Bienal de Cerveira perdeu a "patine" do passado


Por estes dias voltei a Vila Nova de Cerveira e à Bienal de Arte sonhada e idealizada por Jaime Isidoro, mestre de vários ofícios, fundador de uma iniciativa única e arrojada para a época, 1978, quatro anos depois de Abril e da poesia ter andado pelas ruas. Naquele tempo, as capelinhas de Lisboa olhavam com mais desconfiança do que hoje qualquer iniciatica cultural feita na província, mas o aguarelista do Porto não desistiu do projecto de transformar o pacato lugar do Alto Minho na "Vila das Artes".
Entre homenagens a Sarah Affonso e a Almada Negreiros, o mentor da única galeria digna desse nome no Porto (a Alvarez de boa memória) conseguiu em pouco tempo a adesão de muitos amigos, gente das artes e das letras, nomes já consagrados da pintura como Armando Alves, Justino Alves, João Dixo, António Quadros, Jorge Martins, Eurico, Espiga, Cargaleiro, Júlio Resende, Eduardo Luís, António Pedro (o pintor surrealista e encenador do TEP), Luís Demée, Paula Rego, António Sampaio, entre muitos outros e dar visibilidade ao trabalho dos artistas de assinatura reconhecida e outros à procura de notoriedade.

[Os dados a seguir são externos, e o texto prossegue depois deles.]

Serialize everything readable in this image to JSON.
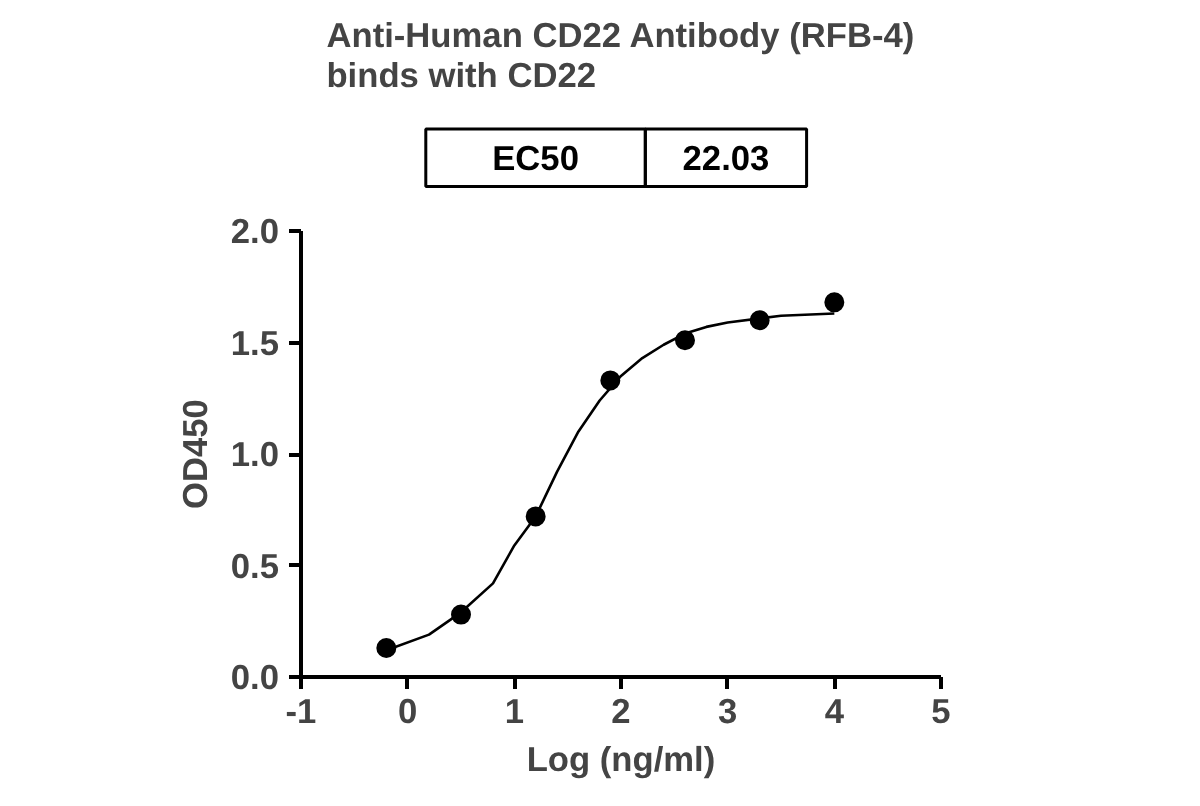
{
  "chart_data": {
    "type": "scatter",
    "title": "Anti-Human CD22 Antibody (RFB-4)\nbinds with CD22",
    "xlabel": "Log (ng/ml)",
    "ylabel": "OD450",
    "annotations": [
      "EC50",
      "22.03"
    ],
    "xlim": [
      -1,
      5
    ],
    "ylim": [
      0,
      2
    ],
    "xticks": [
      -1,
      0,
      1,
      2,
      3,
      4,
      5
    ],
    "yticks": [
      {
        "value": 0,
        "label": "0.0"
      },
      {
        "value": 0.5,
        "label": "0.5"
      },
      {
        "value": 1,
        "label": "1.0"
      },
      {
        "value": 1.5,
        "label": "1.5"
      },
      {
        "value": 2,
        "label": "2.0"
      }
    ],
    "grid": false,
    "series": [
      {
        "marker": "circle",
        "color": "#000000",
        "x": [
          -0.2,
          0.5,
          1.2,
          1.9,
          2.6,
          3.3,
          4.0
        ],
        "values": [
          0.13,
          0.28,
          0.72,
          1.33,
          1.51,
          1.6,
          1.68
        ]
      },
      {
        "type": "line",
        "color": "#000000",
        "line_style": "solid",
        "x": [
          -0.2,
          0.2,
          0.5,
          0.8,
          1.0,
          1.2,
          1.4,
          1.6,
          1.8,
          2.0,
          2.2,
          2.4,
          2.6,
          2.8,
          3.0,
          3.5,
          4.0
        ],
        "values": [
          0.12,
          0.19,
          0.29,
          0.42,
          0.59,
          0.72,
          0.92,
          1.1,
          1.24,
          1.35,
          1.43,
          1.49,
          1.54,
          1.57,
          1.59,
          1.62,
          1.63
        ]
      }
    ]
  }
}
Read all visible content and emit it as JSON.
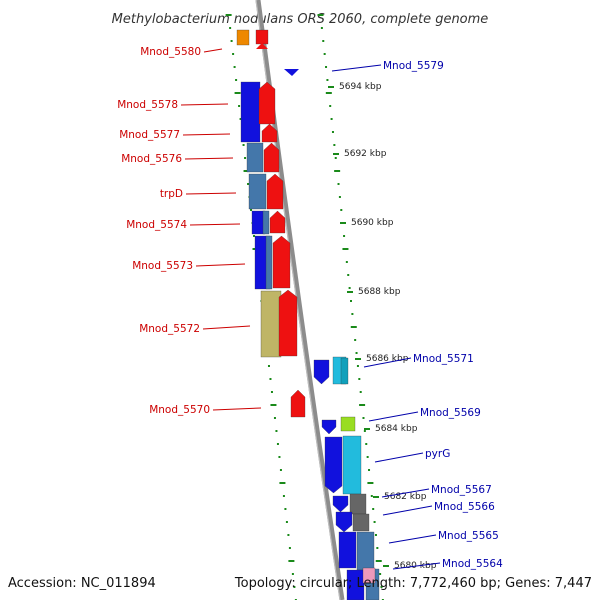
{
  "title": "Methylobacterium nodulans ORS 2060, complete genome",
  "accession": "Accession: NC_011894",
  "topology": "Topology: circular; Length: 7,772,460 bp; Genes: 7,447",
  "colors": {
    "left_label": "#cc0000",
    "right_label": "#0000aa",
    "backbone": "#8c8c8c",
    "tick": "#1a8a1a",
    "gene_red": "#ee1111",
    "gene_blue": "#1111dd",
    "gene_steel": "#4477aa",
    "gene_khaki": "#bfb566",
    "gene_cyan": "#22bbdd",
    "gene_orange": "#ee8800",
    "gene_green": "#99dd22",
    "gene_gray": "#666666",
    "gene_pink": "#ee99bb"
  },
  "scale_kbp": [
    {
      "label": "5694 kbp"
    },
    {
      "label": "5692 kbp"
    },
    {
      "label": "5690 kbp"
    },
    {
      "label": "5688 kbp"
    },
    {
      "label": "5686 kbp"
    },
    {
      "label": "5684 kbp"
    },
    {
      "label": "5682 kbp"
    },
    {
      "label": "5680 kbp"
    }
  ],
  "left_genes": [
    {
      "name": "Mnod_5580"
    },
    {
      "name": "Mnod_5578"
    },
    {
      "name": "Mnod_5577"
    },
    {
      "name": "Mnod_5576"
    },
    {
      "name": "trpD"
    },
    {
      "name": "Mnod_5574"
    },
    {
      "name": "Mnod_5573"
    },
    {
      "name": "Mnod_5572"
    },
    {
      "name": "Mnod_5570"
    }
  ],
  "right_genes": [
    {
      "name": "Mnod_5579"
    },
    {
      "name": "Mnod_5571"
    },
    {
      "name": "Mnod_5569"
    },
    {
      "name": "pyrG"
    },
    {
      "name": "Mnod_5567"
    },
    {
      "name": "Mnod_5566"
    },
    {
      "name": "Mnod_5565"
    },
    {
      "name": "Mnod_5564"
    }
  ]
}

Naqueles tempos toda a gente transportava doses infinitas de generosidade, amizade, fraternidade. O ambiente foi de festa. Recordo-me da actuação da Banda de Música de Cerveira no Pavilhão Desportivo transformado em galeria de arte e presenciar o olhar (esbugalhado, ou atónito?)  do povo da vila enquanto ia observando as obras nunca vistas por aquelas paragens. Mais incrédulo terá ficado quando foi convidado pelo presidente da Câmara local a participar na festiva cerimónia de inauguração e passear ao lado de alguns artistas. Nos dia seguintes, a festa continuou nas ruas e praças da vila e mais ainda, diante das muralhas do castelo onde, por exemplo, Gracinda Candeias, vinda expressamente de Lisboa, conseguiu através do corpo criar cenas de erotismo e provocar olhares de espanto diante das "perfomances" visualizadas pela noite fora.
Por isso foi com alguma nostalgia que revisitei Cerveira, a vila que permanece vila e onde pela primeira vez, há 33 anos, viajei do Porto para participar na festa de todas as artes. Lá está a escultura oferecida pelo Mestre José Rodrigues, no decorrer da 1ª Bienal ao Município de Cerveira, o casario agora reabilitado de ruelas estreitas, alguns palácios de brazão, os cafés, as casas de venda dos jornais (onde só aos domingos e por encomenda era possível ter acesso aos semanários publicados no dia anterior....) o velho pavilhão desportivo onde a banda de música tocou acordes de contagiante alegria. Tudo parece estar no seu lugar, mas subindo às muralhas do castelo o visitante não deixará de reparar nas múltiplas transformações operadas no desenho da vila tanto do ponto de vista urbanístico, ambiental e paisagístico. Tudo está diferente. As esplanadas estão agora cheias de turistas vindos do outro lado da fronteira (em Agosto apenas se ouve falar galego) e emigrantes em "vacances". O edifício onde acontece a Bienal fica situado a pouca distância do núcleo central da vila, mas naquele "Domingo à Tarde" estava quase vazio e contavam-se pelos dedos o número de visitantes. Só as moscas, aos milhares, causavam alguma perturbação ao silêncio no interior da estrutura sufocante. Logo à entrada algumas esculturas em bronze do Mestre José Rodrigues (cuja 16ª Bienal presta homenagem) e depois, nas salas circundantes, pinturas de Eurico Gonçalves, técnicas mistas de Sam Jinks, desenhos e pinturas de vários autores, perfomances de Pablo Lobato, um brasileiro que exibe os bastidores de uma festa na cidade colonial de Minas Gerais, fotografias da "Cidade Submersa" e do sertão baiano produzidas por Caetano Dias, instalações e "poesias escritas com luz" de Arnaldo Antunes e mais "perfomances" de Maria Trabulo,
De volta à vila e feito um balanço do visto e revisto, fiquei com a ideia que a Bienal perdeu parte da sua matriz,  o esplendor de outros tempos. Já não senti alegria. Eu sei que o mundo mudou e agora outras propostas estéticas dominam o mercado da arte. Já existem mais galeristas, mais "marchands", mais  gente a negociar arte e uma peça de Paula Rego é vendida em Londres por milhares ou milhões de euros. Porém, na minha memória afectiva, a Bienal que fez toda a diferença e causou uma enorme agitação cultural no país teve como animador o pintor Jaime Isidoro, o aguarelista do Porto que escolheu Cerveira para pintar as suas últimas obras de arte.